Hi Jeremy,
The problem with war coverage is that war on the ground is always the same. I see McCullin doing a rerun of Gene Smith's rough, dirty-looking soldier, and I realize MdCullin isn't trying to ape Smith; he's simply recording what's there. But the Gene Smith picture that sticks in my mind is the one of the Marine holding the dying baby. I've never seen another combat photographer produce anything as striking and heartrending as that one.
Well, maybe Mcullin would agree with you. From today's paper, in interview with DM and Giles Duley:
Looking to the future of photography now, we are a culture saturated in images: are mobile phones and Instagram a menace?
DMcC Not a menace at all. Take the white helmets who risked their lives in Syria: phones were the only means of us getting information out. Photojournalism has had its day, though. When did you last see a really serious great set of pictures? Newspapers, even great newspapers, they’re almost running tabloid-type material of film stars and footballers and crap like that.
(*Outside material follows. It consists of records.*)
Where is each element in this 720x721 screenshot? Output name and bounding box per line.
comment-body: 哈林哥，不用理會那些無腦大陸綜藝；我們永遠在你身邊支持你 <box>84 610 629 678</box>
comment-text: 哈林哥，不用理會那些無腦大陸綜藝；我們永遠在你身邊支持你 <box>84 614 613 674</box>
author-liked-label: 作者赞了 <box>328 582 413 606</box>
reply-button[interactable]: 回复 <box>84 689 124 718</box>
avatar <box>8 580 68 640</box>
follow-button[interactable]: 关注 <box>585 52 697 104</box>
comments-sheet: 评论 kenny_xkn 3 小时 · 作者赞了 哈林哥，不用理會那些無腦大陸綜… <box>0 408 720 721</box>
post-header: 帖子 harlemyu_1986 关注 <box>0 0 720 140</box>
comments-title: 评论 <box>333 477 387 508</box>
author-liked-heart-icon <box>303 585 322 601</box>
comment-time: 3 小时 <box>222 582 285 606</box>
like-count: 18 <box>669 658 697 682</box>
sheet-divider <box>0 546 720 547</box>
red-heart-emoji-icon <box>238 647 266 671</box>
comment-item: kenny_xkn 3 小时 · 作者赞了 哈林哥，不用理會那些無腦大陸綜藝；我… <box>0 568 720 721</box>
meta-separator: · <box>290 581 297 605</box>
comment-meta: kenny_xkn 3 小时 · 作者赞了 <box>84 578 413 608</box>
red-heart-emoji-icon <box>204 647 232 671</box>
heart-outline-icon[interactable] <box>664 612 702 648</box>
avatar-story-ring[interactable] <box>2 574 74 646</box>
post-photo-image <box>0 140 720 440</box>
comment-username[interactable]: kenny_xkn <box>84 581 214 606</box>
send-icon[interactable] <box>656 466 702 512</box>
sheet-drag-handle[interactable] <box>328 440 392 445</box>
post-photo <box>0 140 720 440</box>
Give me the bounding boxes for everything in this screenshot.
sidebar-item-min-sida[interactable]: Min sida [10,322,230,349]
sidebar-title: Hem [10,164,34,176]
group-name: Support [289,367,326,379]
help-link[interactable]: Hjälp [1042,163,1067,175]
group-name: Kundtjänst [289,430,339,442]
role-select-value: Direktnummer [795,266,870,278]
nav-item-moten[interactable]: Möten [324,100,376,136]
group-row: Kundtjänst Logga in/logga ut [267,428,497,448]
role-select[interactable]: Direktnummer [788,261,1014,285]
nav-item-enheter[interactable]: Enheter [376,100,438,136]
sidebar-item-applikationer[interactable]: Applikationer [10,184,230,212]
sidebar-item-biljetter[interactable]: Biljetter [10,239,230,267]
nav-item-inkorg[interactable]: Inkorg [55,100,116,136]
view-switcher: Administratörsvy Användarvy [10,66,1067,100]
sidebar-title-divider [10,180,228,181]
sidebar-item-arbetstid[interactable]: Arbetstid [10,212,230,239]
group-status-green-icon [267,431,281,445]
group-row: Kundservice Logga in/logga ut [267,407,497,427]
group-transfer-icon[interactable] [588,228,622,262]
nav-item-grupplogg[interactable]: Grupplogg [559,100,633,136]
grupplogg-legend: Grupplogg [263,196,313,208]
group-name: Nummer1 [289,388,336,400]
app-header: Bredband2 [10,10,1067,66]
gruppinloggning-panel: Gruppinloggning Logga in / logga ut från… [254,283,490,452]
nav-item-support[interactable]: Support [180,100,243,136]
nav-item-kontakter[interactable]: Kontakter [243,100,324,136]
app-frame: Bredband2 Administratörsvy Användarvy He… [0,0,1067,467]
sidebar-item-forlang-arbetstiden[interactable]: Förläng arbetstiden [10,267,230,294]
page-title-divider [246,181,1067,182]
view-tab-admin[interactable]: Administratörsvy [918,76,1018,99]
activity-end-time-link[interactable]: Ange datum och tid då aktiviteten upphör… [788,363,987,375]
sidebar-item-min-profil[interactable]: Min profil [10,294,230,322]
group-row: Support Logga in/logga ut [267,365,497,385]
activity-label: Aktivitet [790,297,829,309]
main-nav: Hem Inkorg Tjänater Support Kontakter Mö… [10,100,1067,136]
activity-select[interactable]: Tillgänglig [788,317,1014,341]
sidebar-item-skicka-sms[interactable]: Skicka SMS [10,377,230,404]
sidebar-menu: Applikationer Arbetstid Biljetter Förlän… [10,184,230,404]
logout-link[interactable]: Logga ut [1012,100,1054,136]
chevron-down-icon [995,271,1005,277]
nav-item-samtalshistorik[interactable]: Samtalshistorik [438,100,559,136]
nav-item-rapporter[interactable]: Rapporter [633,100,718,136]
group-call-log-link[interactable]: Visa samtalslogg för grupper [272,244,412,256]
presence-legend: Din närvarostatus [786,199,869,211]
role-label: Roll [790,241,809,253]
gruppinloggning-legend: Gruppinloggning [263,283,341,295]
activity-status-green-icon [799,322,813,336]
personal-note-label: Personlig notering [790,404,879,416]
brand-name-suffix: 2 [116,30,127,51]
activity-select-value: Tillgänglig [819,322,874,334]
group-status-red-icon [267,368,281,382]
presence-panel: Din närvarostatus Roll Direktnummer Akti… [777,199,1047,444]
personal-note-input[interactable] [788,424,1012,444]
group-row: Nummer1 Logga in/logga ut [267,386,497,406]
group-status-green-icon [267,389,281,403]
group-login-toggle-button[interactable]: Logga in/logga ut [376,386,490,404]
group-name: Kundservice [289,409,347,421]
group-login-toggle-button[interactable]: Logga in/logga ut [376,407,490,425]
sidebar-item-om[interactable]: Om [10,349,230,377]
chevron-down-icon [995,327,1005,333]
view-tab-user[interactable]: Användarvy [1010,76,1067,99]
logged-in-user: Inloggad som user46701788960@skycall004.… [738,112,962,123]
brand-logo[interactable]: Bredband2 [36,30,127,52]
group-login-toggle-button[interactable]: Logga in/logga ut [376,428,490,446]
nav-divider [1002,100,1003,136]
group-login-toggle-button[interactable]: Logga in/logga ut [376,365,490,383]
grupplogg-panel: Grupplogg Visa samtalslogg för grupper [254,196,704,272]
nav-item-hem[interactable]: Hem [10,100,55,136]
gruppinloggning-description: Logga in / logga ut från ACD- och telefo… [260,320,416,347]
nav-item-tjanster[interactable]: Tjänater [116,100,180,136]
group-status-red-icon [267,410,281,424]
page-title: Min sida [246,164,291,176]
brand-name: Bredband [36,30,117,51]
GD Photojournalism has died because the outlets are just not there, but photography has evolved into something else. Citizen journalism is great. It’s great that anyone can take a picture. “Image fatigue” is a phrase that gets used a lot, but I don’t think it’s true that people cannot still feel the impact of an image. You put me into a school, which I love, and I show one photograph and tell the story and you’ll see these 15-year-old kids in tears. It’s not that people have lost the ability to take imagery in, it’s that they see so much and out of context. But if you [look at] it in the right space, let people have that time, then a black-and-white photograph, with those eyes, somebody looking at you, it has the same impact it has always had.